Les cinq causes de l’effondrement de la biodiversité
D’après l’ensemble des travaux scientifiques publiés, cette crise est causée par cinq grands types de pressions humaines globales :
la suppression des habitats,
les prélèvements excessifs au sein des populations,
le changement climatique,
les pollutions,
les espèces exotiques envahissantes.
Le changement climatique n’est pas la première cause de disparition de la biodiversité.
Le changement climatique dessèche ou inonde, détruit la biodiversité, qu’il s’agisse des bourdons durant les étés trop secs en Europe, des feux dans les forêts humides desséchées en Australie, des plantes dont la floraison est déphasée avec leurs insectes pollinisateurs, des récifs coralliens blanchissant et mourant dans des eaux trop chaudes ou trop acides, etc.

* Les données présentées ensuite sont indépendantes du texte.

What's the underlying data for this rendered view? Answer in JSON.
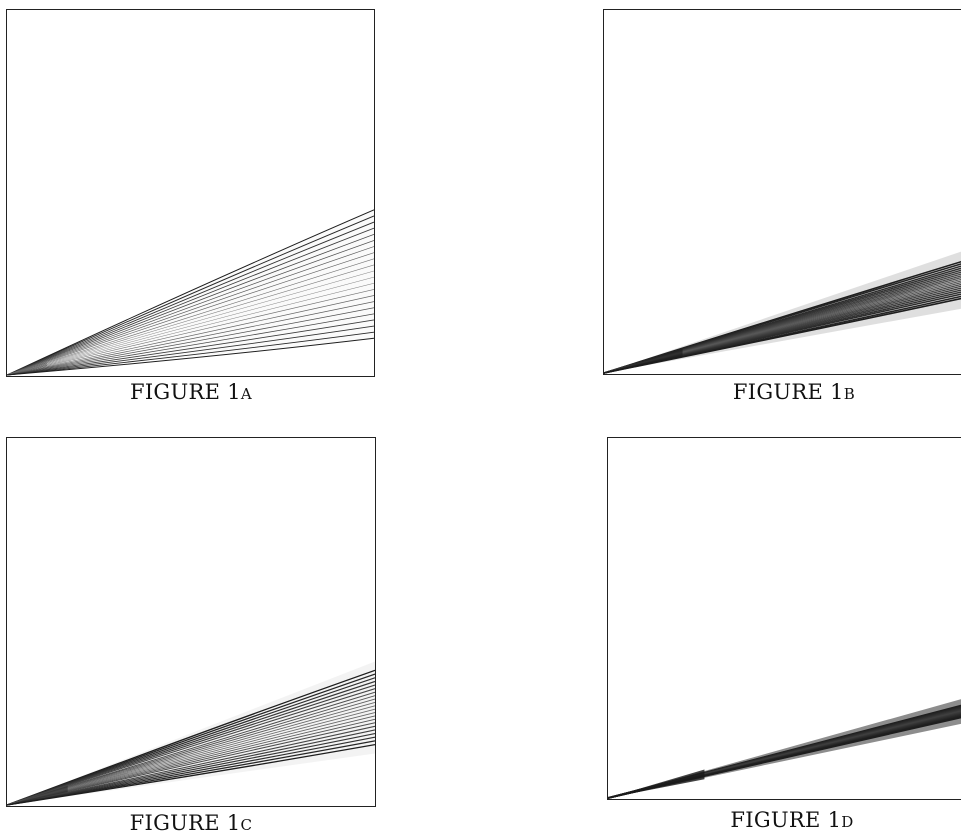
{
  "figures": [
    {
      "id": "1a",
      "caption": "FIGURE 1a",
      "upper_slope": 0.45,
      "lower_slope": 0.1,
      "line_count": 22,
      "tightness": 0.0
    },
    {
      "id": "1b",
      "caption": "FIGURE 1b",
      "upper_slope": 0.34,
      "lower_slope": 0.18,
      "line_count": 20,
      "tightness": 0.65
    },
    {
      "id": "1c",
      "caption": "FIGURE 1c",
      "upper_slope": 0.39,
      "lower_slope": 0.14,
      "line_count": 22,
      "tightness": 0.35
    },
    {
      "id": "1d",
      "caption": "FIGURE 1d",
      "upper_slope": 0.28,
      "lower_slope": 0.21,
      "line_count": 26,
      "tightness": 0.95
    }
  ]
}
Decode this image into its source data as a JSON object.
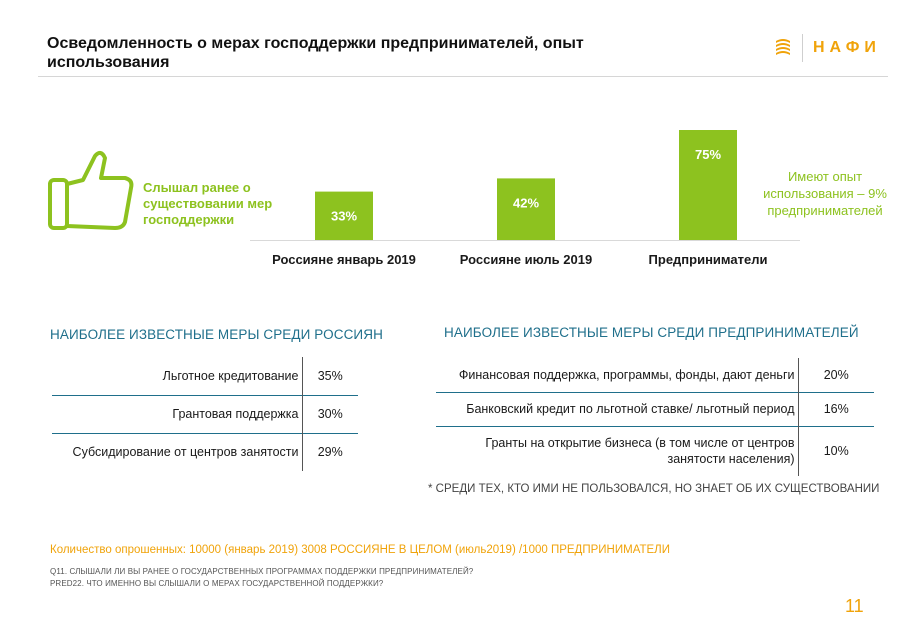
{
  "header": {
    "title": "Осведомленность о мерах господдержки предпринимателей, опыт использования",
    "logo_text": "НАФИ"
  },
  "thumb": {
    "icon": "thumbs-up-icon",
    "caption": "Слышал ранее о существовании мер господдержки"
  },
  "chart_data": {
    "type": "bar",
    "categories": [
      "Россияне январь 2019",
      "Россияне июль 2019",
      "Предприниматели"
    ],
    "values": [
      33,
      42,
      75
    ],
    "value_labels": [
      "33%",
      "42%",
      "75%"
    ],
    "ylim": [
      0,
      75
    ],
    "grid": false,
    "bar_color": "#8dc21f",
    "annotation": "Имеют опыт использования – 9% предпринимателей"
  },
  "left_table": {
    "title": "НАИБОЛЕЕ ИЗВЕСТНЫЕ МЕРЫ СРЕДИ РОССИЯН",
    "rows": [
      {
        "label": "Льготное кредитование",
        "value": "35%"
      },
      {
        "label": "Грантовая поддержка",
        "value": "30%"
      },
      {
        "label": "Субсидирование от центров занятости",
        "value": "29%"
      }
    ]
  },
  "right_table": {
    "title": "НАИБОЛЕЕ ИЗВЕСТНЫЕ МЕРЫ СРЕДИ ПРЕДПРИНИМАТЕЛЕЙ",
    "rows": [
      {
        "label": "Финансовая поддержка, программы, фонды, дают деньги",
        "value": "20%"
      },
      {
        "label": "Банковский кредит по льготной ставке/ льготный период",
        "value": "16%"
      },
      {
        "label": "Гранты на открытие бизнеса (в том числе от центров занятости населения)",
        "value": "10%"
      }
    ]
  },
  "footnote": "* СРЕДИ ТЕХ, КТО ИМИ НЕ ПОЛЬЗОВАЛСЯ, НО ЗНАЕТ ОБ ИХ СУЩЕСТВОВАНИИ",
  "sample": "Количество опрошенных: 10000 (январь 2019) 3008 РОССИЯНЕ В ЦЕЛОМ (июль2019) /1000 ПРЕДПРИНИМАТЕЛИ",
  "questions": [
    "Q11. СЛЫШАЛИ ЛИ ВЫ РАНЕЕ О ГОСУДАРСТВЕННЫХ ПРОГРАММАХ ПОДДЕРЖКИ ПРЕДПРИНИМАТЕЛЕЙ?",
    "PRED22. ЧТО ИМЕННО ВЫ СЛЫШАЛИ О МЕРАХ ГОСУДАРСТВЕННОЙ ПОДДЕРЖКИ?"
  ],
  "page_number": "11",
  "colors": {
    "green": "#8dc21f",
    "teal": "#1f6f8b",
    "orange": "#f0a30a"
  }
}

L’importance des pollutions devient phénoménale : plus de quatre millions de tonnes de pesticides hyper-toxiques sont épandus chaque année dans le monde, 400 000 substances chimiques de synthèse ont été déjà déversées dans l’environnement, avec notamment 5 milliards de tonnes de déchets plastiques issus de la chimie pétrolière ; dans tous les environnements agricoles industriels, la biodiversité — insectes, oiseaux, faune du sol — s’effondre dramatiquement.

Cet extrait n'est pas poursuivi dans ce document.